The scientists report that: “If we are to achieve the objectives of the Paris Agreement to hold ‘the increase in the global average temperature to well below 2°C above pre-industrial levels and pursuing efforts to limit the temperature increase to 1.5°C above pre-industrial levels’ it is imperative that energy systems globally are fully decarbonised within the coming three to four decades.

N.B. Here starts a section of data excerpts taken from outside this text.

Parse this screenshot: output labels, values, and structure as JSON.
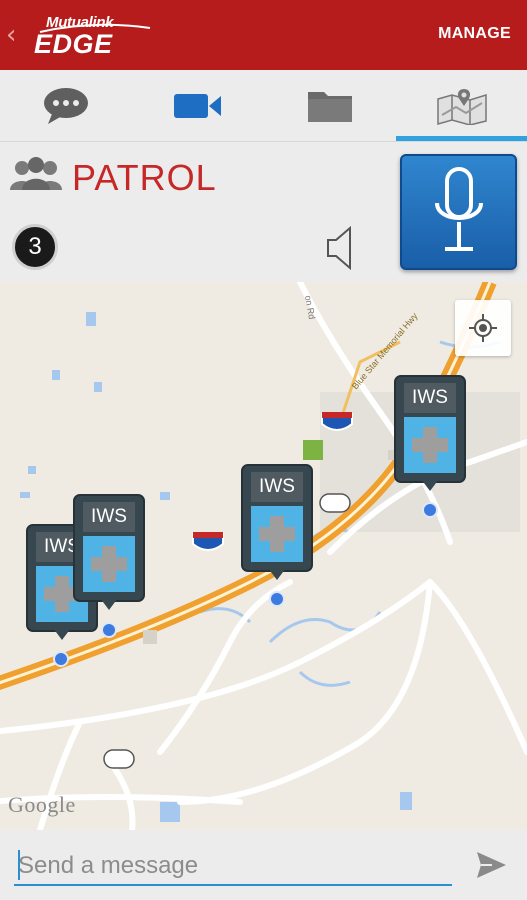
{
  "header": {
    "logo_top": "Mutualink",
    "logo_bottom": "EDGE",
    "manage_label": "MANAGE",
    "back_icon": "chevron-left-icon",
    "colors": {
      "bar": "#b71c1c"
    }
  },
  "tabs": [
    {
      "icon": "chat-bubble-icon"
    },
    {
      "icon": "video-camera-icon"
    },
    {
      "icon": "folder-icon"
    },
    {
      "icon": "map-icon",
      "selected": true
    }
  ],
  "channel": {
    "name": "PATROL",
    "participant_count": "3",
    "icons": [
      "people-icon",
      "speaker-icon",
      "microphone-icon"
    ],
    "accent": "#c62828"
  },
  "map": {
    "road_label": "Blue Star Memorial Hwy",
    "road_label_2": "on Rd",
    "attribution": "Google",
    "markers": [
      {
        "label": "IWS"
      },
      {
        "label": "IWS"
      },
      {
        "label": "IWS"
      },
      {
        "label": "IWS"
      }
    ],
    "locate_icon": "my-location-icon"
  },
  "composer": {
    "placeholder": "Send a message",
    "value": "",
    "send_icon": "send-icon"
  }
}
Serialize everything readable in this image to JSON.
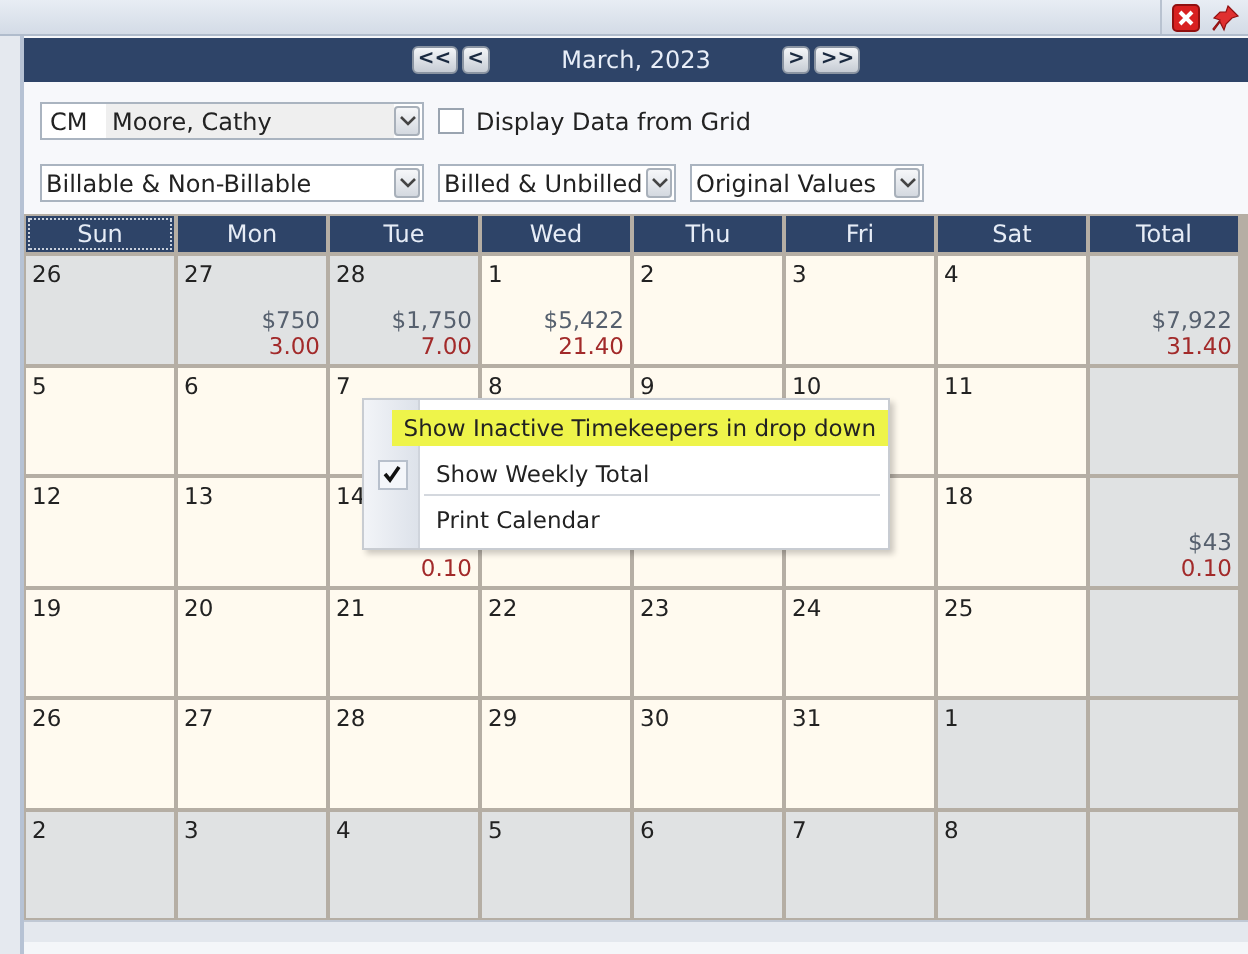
{
  "nav": {
    "buttons": [
      "<<",
      "<",
      ">",
      ">>"
    ],
    "title": "March, 2023"
  },
  "filters": {
    "timekeeper": {
      "code": "CM",
      "name": "Moore, Cathy"
    },
    "display_from_grid": {
      "label": "Display Data from Grid",
      "checked": false
    },
    "dropdowns": [
      "Billable & Non-Billable",
      "Billed & Unbilled",
      "Original Values"
    ]
  },
  "calendar": {
    "columns": [
      {
        "label": "Sun",
        "selected": true
      },
      {
        "label": "Mon",
        "selected": false
      },
      {
        "label": "Tue",
        "selected": false
      },
      {
        "label": "Wed",
        "selected": false
      },
      {
        "label": "Thu",
        "selected": false
      },
      {
        "label": "Fri",
        "selected": false
      },
      {
        "label": "Sat",
        "selected": false
      },
      {
        "label": "Total",
        "selected": false
      }
    ],
    "weeks": [
      {
        "days": [
          {
            "date": "26",
            "in_month": false
          },
          {
            "date": "27",
            "in_month": false,
            "amount": "$750",
            "hours": "3.00"
          },
          {
            "date": "28",
            "in_month": false,
            "amount": "$1,750",
            "hours": "7.00"
          },
          {
            "date": "1",
            "in_month": true,
            "amount": "$5,422",
            "hours": "21.40"
          },
          {
            "date": "2",
            "in_month": true
          },
          {
            "date": "3",
            "in_month": true
          },
          {
            "date": "4",
            "in_month": true
          }
        ],
        "total": {
          "amount": "$7,922",
          "hours": "31.40"
        }
      },
      {
        "days": [
          {
            "date": "5",
            "in_month": true
          },
          {
            "date": "6",
            "in_month": true
          },
          {
            "date": "7",
            "in_month": true
          },
          {
            "date": "8",
            "in_month": true
          },
          {
            "date": "9",
            "in_month": true
          },
          {
            "date": "10",
            "in_month": true
          },
          {
            "date": "11",
            "in_month": true
          }
        ]
      },
      {
        "days": [
          {
            "date": "12",
            "in_month": true
          },
          {
            "date": "13",
            "in_month": true
          },
          {
            "date": "14",
            "in_month": true,
            "hours": "0.10"
          },
          {
            "in_month": true
          },
          {
            "in_month": true
          },
          {
            "in_month": true
          },
          {
            "date": "18",
            "in_month": true
          }
        ],
        "total": {
          "amount": "$43",
          "hours": "0.10"
        }
      },
      {
        "days": [
          {
            "date": "19",
            "in_month": true
          },
          {
            "date": "20",
            "in_month": true
          },
          {
            "date": "21",
            "in_month": true
          },
          {
            "date": "22",
            "in_month": true
          },
          {
            "date": "23",
            "in_month": true
          },
          {
            "date": "24",
            "in_month": true
          },
          {
            "date": "25",
            "in_month": true
          }
        ]
      },
      {
        "days": [
          {
            "date": "26",
            "in_month": true
          },
          {
            "date": "27",
            "in_month": true
          },
          {
            "date": "28",
            "in_month": true
          },
          {
            "date": "29",
            "in_month": true
          },
          {
            "date": "30",
            "in_month": true
          },
          {
            "date": "31",
            "in_month": true
          },
          {
            "date": "1",
            "in_month": false
          }
        ]
      },
      {
        "days": [
          {
            "date": "2",
            "in_month": false
          },
          {
            "date": "3",
            "in_month": false
          },
          {
            "date": "4",
            "in_month": false
          },
          {
            "date": "5",
            "in_month": false
          },
          {
            "date": "6",
            "in_month": false
          },
          {
            "date": "7",
            "in_month": false
          },
          {
            "date": "8",
            "in_month": false
          }
        ]
      }
    ]
  },
  "context_menu": {
    "items": [
      {
        "label": "Show Inactive Timekeepers in drop down",
        "checked": false,
        "selected": true,
        "separator_after": false
      },
      {
        "label": "Show Weekly Total",
        "checked": true,
        "selected": false,
        "separator_after": true
      },
      {
        "label": "Print Calendar",
        "checked": false,
        "selected": false,
        "separator_after": false
      }
    ]
  }
}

For the EU, fossil fuels, including natural gas, can have no substantial role in an EU 2°C energy system beyond 2035.”
They also urge that “An urgent programme to phase out existing natural gas and other fossil fuel use across the EU is an imperative of any scientifically informed and equity-based policies designed to deliver on the Paris Agreement.”
Indeed, Friends of the Earth argues that “The world’s carbon budget, and Europe’s, is fast running out … Gas, like coal and oil, cannot be considered as a short or a medium-term solution”.
FOE contends that the EU’s energy system needs to be transformed rapidly to be fossil fuel free by 2030 and that the EU should immediately end all fossil fuel subsidies, including grants or loans to gas infrastructure projects and ensure that the next EU budget is a fossil free budget.
Antoine Simon, a spokesman for FoE said: “It is intolerable to see the European commission and its members giving support to an increasing number of gas projects that will lock us in to decades of fossil fuel addiction. As the UN reminded us last week, we are currently paving the way to a 3C temperature rise. Facing the prospect of being ‘toasted, roasted and grilled’, it is unconscionable that the EU is turning its back on the urgent climate action needed to remedy this situation.”